Lung cancer kills more than one million people a year in the world and is the most lethal tumor among men and the second among women after breast cancer. The screening with tomography with low doses of radiation allows to reduce the mortality by this type of tumors making possible an early treatment, but there are still problems related to the false positives and negatives that this method produces.
To try to improve these results, Google and the University of the Northwest in Illinois (USA) proposed an artificial intelligence system that used present and past tomography images of patients to predict their risk of developing lung cancer. Using almost 8,000 cases, they compared their analyzes with those of six radiologists. When there were no previous CT scans of the patients and only one was studied, the machine obtained better results than any of the doctors, with a reduction of 11% in the number of false positives and 5% in the number of false negatives. When there were previous images of the patients, the computer model matched the results of the radiologists.
“In general, radiologists examine hundreds of two-dimensional images, but this new machine learning system sees the lungs in a large three-dimensional image,” explains Professor of Northwestern University Mozziyar Etemadi, one of the authors of the work. “Artificial intelligence in 3D can be much more sensitive to detect lung cancer at an early stage than a human looking at 2D images,” he continues. But “to get artificial intelligence to see the tomographs in this way, you need a huge computer system of the Google scale,” he concludes. Before testing it by diagnosing, the algorithm was trained with tomographs in which lung cancer had been confirmed or ruled out through biopsies.

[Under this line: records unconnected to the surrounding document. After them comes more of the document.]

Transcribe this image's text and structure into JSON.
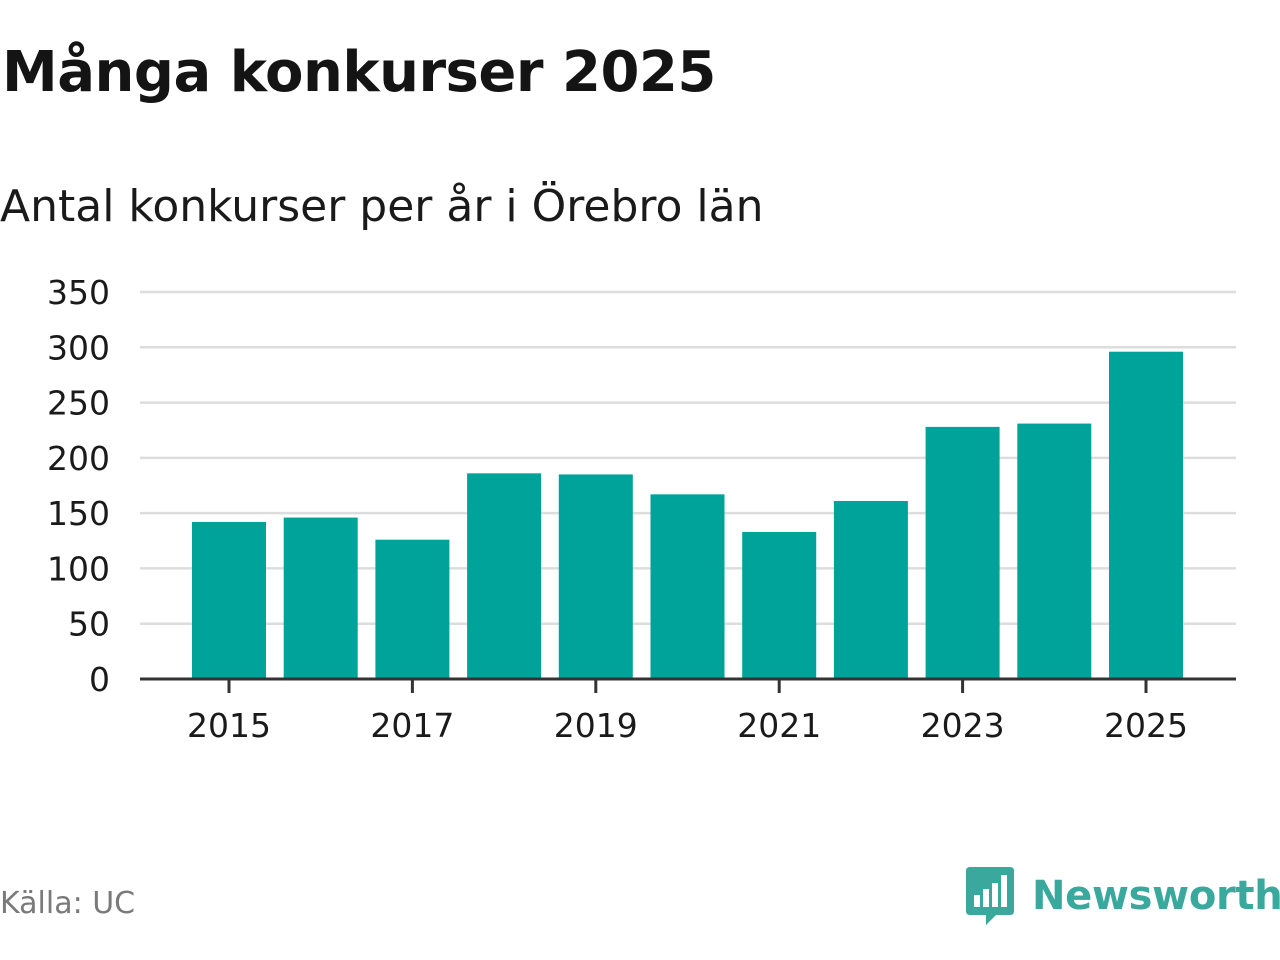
{
  "title": "Många konkurser 2025",
  "subtitle": "Antal konkurser per år i Örebro län",
  "source": "Källa: UC",
  "brand": {
    "name": "Newsworthy",
    "color": "#3aa89c",
    "icon": "newsworthy-logo-icon"
  },
  "colors": {
    "bar": "#00a39a",
    "grid": "#dddddd",
    "axis": "#333333"
  },
  "chart_data": {
    "type": "bar",
    "categories": [
      "2015",
      "2016",
      "2017",
      "2018",
      "2019",
      "2020",
      "2021",
      "2022",
      "2023",
      "2024",
      "2025"
    ],
    "values": [
      142,
      146,
      126,
      186,
      185,
      167,
      133,
      161,
      228,
      231,
      296
    ],
    "x_tick_labels": [
      "2015",
      "2017",
      "2019",
      "2021",
      "2023",
      "2025"
    ],
    "y_ticks": [
      "0",
      "50",
      "100",
      "150",
      "200",
      "250",
      "300",
      "350"
    ],
    "ylim": [
      0,
      350
    ],
    "grid": true,
    "legend": "none"
  }
}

This type of systems in which artificial intelligence is proposed as a support or even as a substitute for the human eye is being tested in other types of cancer. This year, the Journal of the National Cancer Institute has published two papers in which algorithms matched or improved the performance of doctors. On the one hand, a team from the National Institutes for Health and the Global Good developed a computer algorithm that facilitated the analysis of digital images of the cervix of women to identify pre-cancer lesions that may require medical attention. This method would be especially useful in places with low resources, because it could be applied with a simple mobile phone.

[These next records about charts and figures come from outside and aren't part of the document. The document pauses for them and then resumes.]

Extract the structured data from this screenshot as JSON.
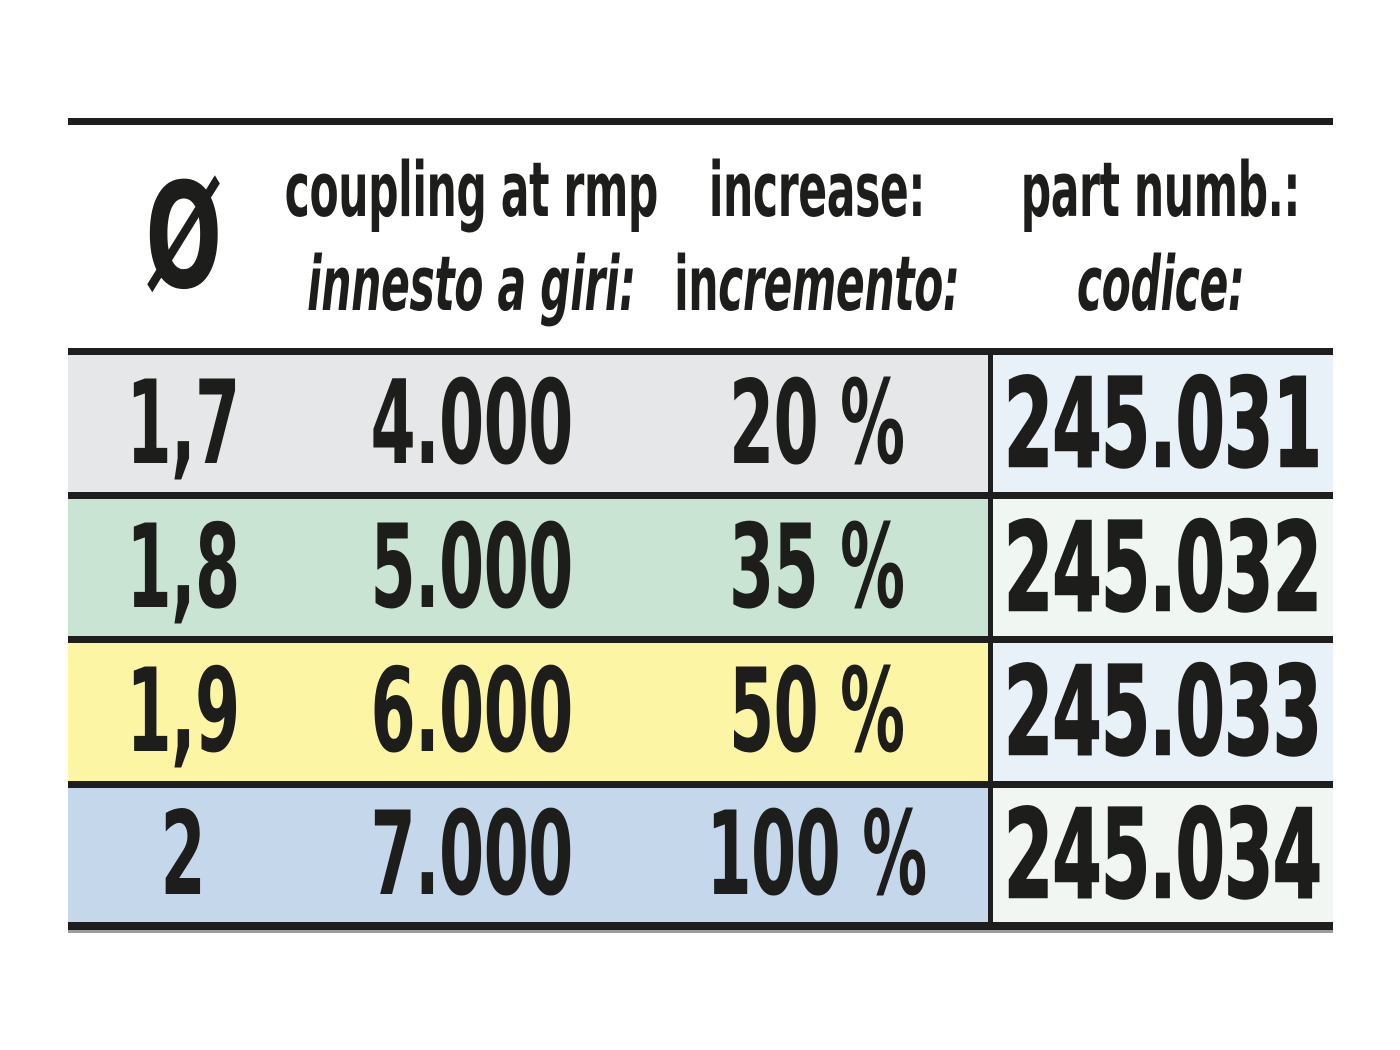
{
  "table": {
    "header": {
      "diameter_symbol": "Ø",
      "coupling_line1": "coupling at rmp",
      "coupling_line2": "innesto a giri:",
      "increase_line1": "increase:",
      "increase_line2_normal": "in",
      "increase_line2_italic": "cremento:",
      "part_line1": "part numb.:",
      "part_line2": "codice:"
    },
    "rows": [
      {
        "diameter": "1,7",
        "coupling": "4.000",
        "increase": "20 %",
        "part": "245.031",
        "row_bg": "#e6e7e8",
        "part_bg": "#e9f1f8"
      },
      {
        "diameter": "1,8",
        "coupling": "5.000",
        "increase": "35 %",
        "part": "245.032",
        "row_bg": "#c9e4d2",
        "part_bg": "#f0f7f2"
      },
      {
        "diameter": "1,9",
        "coupling": "6.000",
        "increase": "50 %",
        "part": "245.033",
        "row_bg": "#fcf5a4",
        "part_bg": "#e9f1f8"
      },
      {
        "diameter": "2",
        "coupling": "7.000",
        "increase": "100 %",
        "part": "245.034",
        "row_bg": "#c5d7eb",
        "part_bg": "#f1f6f3"
      }
    ],
    "colors": {
      "border_black": "#1e1e1e",
      "border_shadow": "#9c9c9c",
      "text": "#1d1d1b",
      "header_bg": "#ffffff"
    }
  }
}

In the same magazine and also this year, an international team of scientists tested another artificial intelligence system to screen for breast cancer. Their results indicate that the machine had a degree of success at least similar to that of humans.
Although these systems still require work to be perfected and in some cases they need powerful computer equipment for their application, the trend indicates that in the future doctors will begin to transfer most of the monitoring work to the machines, better equipped for these tasks in the This is about analyzing huge amounts of data.